When Ed introduced the young man to her—his name was McCoy—the one thing Milla most noticed about him was his cold eyes. He also looked as though he didn't approve of the inappropriate relationship. And a few moments later, when Ed told him to relax and take off his uniform tunic, Milla was startled to see that McCoy was wearing a nasty-looking dagger strapped to his left arm, between his hand and his elbow.

She was also surprised that he spoke better Chinese—Wu, Mandarin, and Cantonese—than Ed did, and even knew a few words of Russian.

He didn't stay long after dinner; and when he left, Milla asked Ed if the rules were different in the U.S. Corps of Marines than in Russia. Could officers have friends who were common soldiers?

«The Killer's not a common soldier, honey,» Ed said. «Not even a common Marine. And, though he doesn't know it yet, he's going to be an officer. He thinks he's being reassigned. But I've arranged for him to go to Officer Candidate School.»

» 'Killer'? What's that mean?»

«He hates to be called that,» Ed told her, «but the truth of the matter is that he's killed a lot of people. Around the Fourth Marines, he's something of a legend.»

He went on to explain that he had met McCoy when assigned to defend him against a court-martial double charge of murder. What had actually happened was that four Italian Marines had ambushed McCoy—Ed had had to define the word for her—and he had killed two of them with his knife. «It was self-defense,» Ed said. «But I thought he was going to go to prison anyway. It was the word of the two surviving Italians against his, and they said he had attacked them.»

«So what happened?»

«Do you know who Captain Bruce Fairbairn is?»

«Yes, of course.»

Fairbairn was Chief of the British-run Shanghai Police Department, and one of the best-known westerners in Shanghai.

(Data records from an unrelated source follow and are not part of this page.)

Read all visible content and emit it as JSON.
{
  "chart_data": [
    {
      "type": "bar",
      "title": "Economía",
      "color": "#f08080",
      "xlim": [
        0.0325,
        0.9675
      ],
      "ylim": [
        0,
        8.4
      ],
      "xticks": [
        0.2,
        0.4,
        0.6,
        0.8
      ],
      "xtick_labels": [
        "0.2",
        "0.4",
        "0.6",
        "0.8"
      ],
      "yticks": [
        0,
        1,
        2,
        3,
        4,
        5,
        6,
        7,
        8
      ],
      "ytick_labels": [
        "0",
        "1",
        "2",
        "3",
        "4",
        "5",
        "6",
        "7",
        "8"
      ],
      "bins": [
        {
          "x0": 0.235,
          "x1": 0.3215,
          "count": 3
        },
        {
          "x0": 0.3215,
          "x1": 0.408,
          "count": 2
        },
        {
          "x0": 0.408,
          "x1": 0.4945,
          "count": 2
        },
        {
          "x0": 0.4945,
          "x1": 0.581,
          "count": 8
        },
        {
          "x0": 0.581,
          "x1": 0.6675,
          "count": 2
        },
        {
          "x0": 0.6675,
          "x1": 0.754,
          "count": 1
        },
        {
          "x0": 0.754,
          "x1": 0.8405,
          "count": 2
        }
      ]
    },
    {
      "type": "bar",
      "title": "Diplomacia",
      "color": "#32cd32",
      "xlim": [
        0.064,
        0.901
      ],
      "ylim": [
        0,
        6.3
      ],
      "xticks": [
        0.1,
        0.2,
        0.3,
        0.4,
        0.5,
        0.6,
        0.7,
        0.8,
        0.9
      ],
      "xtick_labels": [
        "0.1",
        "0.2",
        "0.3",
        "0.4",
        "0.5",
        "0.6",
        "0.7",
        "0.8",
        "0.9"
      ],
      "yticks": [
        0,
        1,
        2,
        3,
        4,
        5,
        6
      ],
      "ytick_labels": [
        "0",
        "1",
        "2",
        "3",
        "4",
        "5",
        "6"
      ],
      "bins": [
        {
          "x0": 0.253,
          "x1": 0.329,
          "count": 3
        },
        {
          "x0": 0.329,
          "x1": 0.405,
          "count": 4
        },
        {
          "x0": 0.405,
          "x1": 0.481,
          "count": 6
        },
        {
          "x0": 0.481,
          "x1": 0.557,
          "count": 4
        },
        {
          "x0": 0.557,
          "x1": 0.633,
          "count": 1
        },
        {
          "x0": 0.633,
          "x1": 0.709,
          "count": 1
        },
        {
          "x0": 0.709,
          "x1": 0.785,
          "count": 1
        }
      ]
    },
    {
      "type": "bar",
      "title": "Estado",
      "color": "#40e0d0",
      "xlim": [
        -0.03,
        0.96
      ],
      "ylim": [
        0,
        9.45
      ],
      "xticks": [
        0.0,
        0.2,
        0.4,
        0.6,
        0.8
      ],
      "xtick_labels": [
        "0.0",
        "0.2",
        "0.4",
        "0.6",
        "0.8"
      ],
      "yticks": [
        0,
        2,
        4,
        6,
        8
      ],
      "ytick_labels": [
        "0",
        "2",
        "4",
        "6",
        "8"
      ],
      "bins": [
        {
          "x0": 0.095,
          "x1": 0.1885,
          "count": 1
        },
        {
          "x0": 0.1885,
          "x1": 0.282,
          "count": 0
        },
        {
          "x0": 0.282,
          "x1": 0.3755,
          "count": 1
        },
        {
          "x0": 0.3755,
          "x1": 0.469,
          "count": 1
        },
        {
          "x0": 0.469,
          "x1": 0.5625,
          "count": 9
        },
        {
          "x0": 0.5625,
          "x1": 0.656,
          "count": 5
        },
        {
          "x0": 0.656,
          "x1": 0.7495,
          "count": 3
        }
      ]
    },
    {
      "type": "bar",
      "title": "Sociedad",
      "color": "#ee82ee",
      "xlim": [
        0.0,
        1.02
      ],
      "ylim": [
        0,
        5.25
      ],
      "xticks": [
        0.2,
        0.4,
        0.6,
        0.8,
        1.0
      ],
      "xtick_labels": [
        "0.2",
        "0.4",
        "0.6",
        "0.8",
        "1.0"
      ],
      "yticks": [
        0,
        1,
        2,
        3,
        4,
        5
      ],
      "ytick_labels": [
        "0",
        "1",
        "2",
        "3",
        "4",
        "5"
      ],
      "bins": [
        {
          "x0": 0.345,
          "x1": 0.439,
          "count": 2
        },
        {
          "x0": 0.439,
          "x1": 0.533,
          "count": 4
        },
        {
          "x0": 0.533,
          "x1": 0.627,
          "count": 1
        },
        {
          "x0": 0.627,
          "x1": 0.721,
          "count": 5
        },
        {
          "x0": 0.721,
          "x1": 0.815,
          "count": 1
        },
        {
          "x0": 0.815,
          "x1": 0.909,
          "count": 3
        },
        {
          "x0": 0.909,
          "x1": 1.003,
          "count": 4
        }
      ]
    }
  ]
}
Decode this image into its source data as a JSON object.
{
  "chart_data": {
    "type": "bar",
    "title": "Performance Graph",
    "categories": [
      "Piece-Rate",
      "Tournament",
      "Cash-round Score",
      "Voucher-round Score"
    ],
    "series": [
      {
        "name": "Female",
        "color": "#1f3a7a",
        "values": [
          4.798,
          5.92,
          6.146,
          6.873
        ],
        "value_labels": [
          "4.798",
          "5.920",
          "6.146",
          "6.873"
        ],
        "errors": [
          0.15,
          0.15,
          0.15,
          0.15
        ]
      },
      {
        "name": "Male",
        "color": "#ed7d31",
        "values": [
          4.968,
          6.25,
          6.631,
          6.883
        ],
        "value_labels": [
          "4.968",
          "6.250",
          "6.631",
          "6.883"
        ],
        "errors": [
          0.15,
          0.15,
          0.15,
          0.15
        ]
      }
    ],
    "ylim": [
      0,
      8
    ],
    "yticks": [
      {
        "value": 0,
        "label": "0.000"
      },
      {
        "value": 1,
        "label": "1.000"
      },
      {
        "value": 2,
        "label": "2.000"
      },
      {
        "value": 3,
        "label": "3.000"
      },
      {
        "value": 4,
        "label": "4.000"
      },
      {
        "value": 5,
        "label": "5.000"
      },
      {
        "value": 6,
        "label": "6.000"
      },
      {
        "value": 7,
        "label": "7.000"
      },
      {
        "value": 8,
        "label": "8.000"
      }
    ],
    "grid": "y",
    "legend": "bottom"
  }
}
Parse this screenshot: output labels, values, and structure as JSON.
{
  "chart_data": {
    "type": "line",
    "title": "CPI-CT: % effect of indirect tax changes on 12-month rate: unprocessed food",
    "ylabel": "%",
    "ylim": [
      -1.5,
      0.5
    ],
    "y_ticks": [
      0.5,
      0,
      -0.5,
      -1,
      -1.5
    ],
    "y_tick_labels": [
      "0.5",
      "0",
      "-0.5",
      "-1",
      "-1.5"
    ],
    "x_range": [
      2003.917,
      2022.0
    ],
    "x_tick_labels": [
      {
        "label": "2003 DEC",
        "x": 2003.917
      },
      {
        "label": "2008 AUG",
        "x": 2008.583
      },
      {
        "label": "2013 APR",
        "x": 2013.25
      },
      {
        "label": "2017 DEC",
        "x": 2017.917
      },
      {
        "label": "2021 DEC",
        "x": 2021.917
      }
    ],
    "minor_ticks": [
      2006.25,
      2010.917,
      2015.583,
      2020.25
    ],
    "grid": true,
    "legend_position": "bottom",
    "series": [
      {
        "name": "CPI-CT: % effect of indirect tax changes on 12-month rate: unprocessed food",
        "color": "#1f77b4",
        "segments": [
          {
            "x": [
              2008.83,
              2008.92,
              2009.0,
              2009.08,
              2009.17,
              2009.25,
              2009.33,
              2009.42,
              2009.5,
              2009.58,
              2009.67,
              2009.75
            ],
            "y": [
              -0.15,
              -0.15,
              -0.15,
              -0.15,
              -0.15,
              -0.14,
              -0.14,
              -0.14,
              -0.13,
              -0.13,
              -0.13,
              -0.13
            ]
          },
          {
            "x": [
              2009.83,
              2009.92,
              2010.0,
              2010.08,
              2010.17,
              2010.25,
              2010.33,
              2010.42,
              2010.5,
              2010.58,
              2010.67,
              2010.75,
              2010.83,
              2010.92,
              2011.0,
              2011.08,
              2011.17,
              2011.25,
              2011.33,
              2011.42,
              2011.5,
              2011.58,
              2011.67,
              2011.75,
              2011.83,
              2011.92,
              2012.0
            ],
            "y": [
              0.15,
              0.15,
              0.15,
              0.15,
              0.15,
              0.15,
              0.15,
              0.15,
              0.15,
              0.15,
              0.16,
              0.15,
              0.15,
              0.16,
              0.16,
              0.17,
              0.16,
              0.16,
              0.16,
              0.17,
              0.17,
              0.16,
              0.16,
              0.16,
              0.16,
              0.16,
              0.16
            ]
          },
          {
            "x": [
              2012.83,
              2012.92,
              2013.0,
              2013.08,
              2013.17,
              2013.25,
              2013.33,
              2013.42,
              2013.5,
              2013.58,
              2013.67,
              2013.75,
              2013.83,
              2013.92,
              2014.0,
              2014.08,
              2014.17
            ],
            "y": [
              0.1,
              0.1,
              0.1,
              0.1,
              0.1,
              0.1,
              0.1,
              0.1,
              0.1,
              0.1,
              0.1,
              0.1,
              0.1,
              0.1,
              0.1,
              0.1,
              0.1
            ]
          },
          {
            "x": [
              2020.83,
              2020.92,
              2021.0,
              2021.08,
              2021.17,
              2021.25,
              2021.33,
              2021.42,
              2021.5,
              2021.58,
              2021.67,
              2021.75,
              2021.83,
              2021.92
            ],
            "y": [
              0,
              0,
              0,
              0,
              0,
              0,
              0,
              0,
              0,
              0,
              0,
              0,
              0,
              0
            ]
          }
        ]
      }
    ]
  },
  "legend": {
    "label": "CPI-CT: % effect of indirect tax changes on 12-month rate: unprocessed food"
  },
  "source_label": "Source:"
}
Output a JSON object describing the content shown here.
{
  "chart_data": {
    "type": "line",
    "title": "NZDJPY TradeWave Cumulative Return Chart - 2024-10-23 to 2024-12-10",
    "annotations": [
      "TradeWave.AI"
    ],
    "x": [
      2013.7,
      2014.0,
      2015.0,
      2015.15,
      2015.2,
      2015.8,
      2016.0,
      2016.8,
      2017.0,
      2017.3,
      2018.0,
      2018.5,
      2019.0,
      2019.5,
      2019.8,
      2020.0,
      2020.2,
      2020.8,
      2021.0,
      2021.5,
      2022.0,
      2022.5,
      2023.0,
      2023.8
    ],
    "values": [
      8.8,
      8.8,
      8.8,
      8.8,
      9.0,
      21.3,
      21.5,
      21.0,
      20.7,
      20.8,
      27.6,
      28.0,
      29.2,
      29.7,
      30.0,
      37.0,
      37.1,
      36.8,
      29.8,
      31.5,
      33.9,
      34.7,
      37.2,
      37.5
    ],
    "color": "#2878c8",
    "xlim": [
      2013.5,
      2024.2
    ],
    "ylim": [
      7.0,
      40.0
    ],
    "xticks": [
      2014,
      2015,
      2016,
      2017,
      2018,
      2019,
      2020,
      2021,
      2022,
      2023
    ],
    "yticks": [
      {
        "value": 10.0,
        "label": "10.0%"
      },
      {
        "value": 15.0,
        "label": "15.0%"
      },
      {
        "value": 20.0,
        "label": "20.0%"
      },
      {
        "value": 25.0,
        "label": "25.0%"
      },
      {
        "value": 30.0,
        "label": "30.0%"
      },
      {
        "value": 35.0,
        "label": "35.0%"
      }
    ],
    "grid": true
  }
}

«Fairbairn came to me—he and McCoy are two peas from the same pod. They're friends, and that knife McCoy carries is the one Fairbairn designed. He gave it to McCoy and taught him how to use it—anyway, Fairbairn came to me and said that if the Marine Corps went forward with the 'ridiculous' court-martial, he had three agents of his Flying Squad prepared to testify under oath that McCoy was the innocent party, they had seen the whole thing.»

«Had they?»

«I don't really think so, baby. But Fairbairn didn't think McCoy attacked anybody, and he wasn't going to see him sent to prison for twenty years—or life— so an unpleasant diplomatic incident could be swept under the rug.»

«So he was set free,» Milla observed. «And now they call him 'Killer' He has a killer's eyes.»

«He's a tough little cookie,» Ed said. «But the Italians weren't the only people he had to kill. One time when he was on a supply convoy to Peking, the convoy was ambushed by Chinese 'bandits'—almost certainly in the employ of the Kempeitai, the Japanese Secret Police. Anyhow, McCoy and the sergeant with him, Zimmerman—but mostly McCoy—really did a job on them. After it was over, there were twenty bodies. When that word got out, he became 'Killer' McCoy for all time.»

«Incredible!»

«He likes you, Milla,» Ed said.

«How can you say that?»

«He talked to you. For the Killer, he talked a lot. And he just doesn't talk to people he doesn't like.»

«Are most of your friends like him?»

«I really don't have many friends, Milla,» he said after a moment, thoughtfully. «To me a friend is somebody you can trust when the chips are down—do you know that expression, 'when the chips are down'?»

She nodded.

«I trust the Killer. Like I trust you, my love.»

note 3

One day, in the middle of the morning, he came to her apartment, unexpected. Milla knew it was over as soon as she looked in Ed's eyes.

«I don't know how to break this to you easy, honey,» he said, just looking at her, not even kissing her.

«Tell me.»

«The Fourth has been transferred to the Philippines,» he said. «I'm on the advance party. I fly out of here the day after tomorrow.»